Technological advancements in snake robots are intricate and involve simulation techniques using sophisticated algorithms. As discussed, the application of snake robotics to assist surgical procedures is an exciting approach to novel healthcare. The concept of snake robots for keyhole surgery is becoming infectious among the application of sophisticated surgical operations.
The i-Snake surgical robot has been designed to offer a platform that can help diversify keyhole techniques making this a ground-braking investment into the field of surgical procedures. The main feature to the intuitive i-Snake robot is the imaging technology that provides the surgeon with increased flexibility to explore the confined surgical points within the human body. With a full range of articulated joints and motors along with sensors, this robot is a highly flexible sensing platform and allows for high precision and navigation.

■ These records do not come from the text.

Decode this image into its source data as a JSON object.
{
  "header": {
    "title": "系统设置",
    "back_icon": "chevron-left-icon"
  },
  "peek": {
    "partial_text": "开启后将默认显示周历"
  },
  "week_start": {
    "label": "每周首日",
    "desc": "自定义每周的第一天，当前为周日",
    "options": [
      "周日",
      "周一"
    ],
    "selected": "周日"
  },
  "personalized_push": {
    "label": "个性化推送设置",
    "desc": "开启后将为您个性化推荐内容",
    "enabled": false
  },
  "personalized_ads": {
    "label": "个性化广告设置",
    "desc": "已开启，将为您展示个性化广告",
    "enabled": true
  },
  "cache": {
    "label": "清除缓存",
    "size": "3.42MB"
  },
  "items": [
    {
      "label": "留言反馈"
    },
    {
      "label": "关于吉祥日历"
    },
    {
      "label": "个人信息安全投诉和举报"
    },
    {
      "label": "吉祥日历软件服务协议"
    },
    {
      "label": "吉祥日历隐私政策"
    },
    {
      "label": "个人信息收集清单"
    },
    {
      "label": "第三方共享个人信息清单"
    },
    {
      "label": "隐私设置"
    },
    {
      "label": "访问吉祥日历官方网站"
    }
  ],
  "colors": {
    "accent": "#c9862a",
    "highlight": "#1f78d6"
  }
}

The team behind this research are from the Hamlyn Centre at Imperial College London. This robotics system has been taken through trials by being tested to perform surgical sterilisation procedures. The key aim with this development is to provide sophisticated technology that eliminates the application of rigid instruments and to reform minimal invasive surgery.
In the following video, Professor Guang-Zhong Yang and Professor Lord Ara Darzi leading this innovative project offer an insight on their research in developing the i-Snake surgical robotic device and emphasise the vision of hopefully seeing technology being used in hospitals.
Video Courtesy of the Welcome Trust
The next video demonstrates the i-Snake modular articulated design.
Video Courtesy of the Hamlyn Centre
Research on the advancement of surgical robots clearly demonstrates a marriage between imaging, sensory components, robots and surgery, but what advantages does this technology carry for future application? The application of snake-like surgical robots does mean that a more detailed investigation of the alimentary tract and heart surgery becomes possible. By eliminating the use of rigid surgical instruments that could potentially harm surrounding tissue due to limited precision in confined space, there is the possibility of less invasive treatments and a faster recover time due to limited access trauma.
Some of the main challenges ahead seem to be focussed on join articulation, how to integrate an array of artificial sensor components and navigation methods into a surgical robotic system, and how this tool could be used to identify different tissues within the body.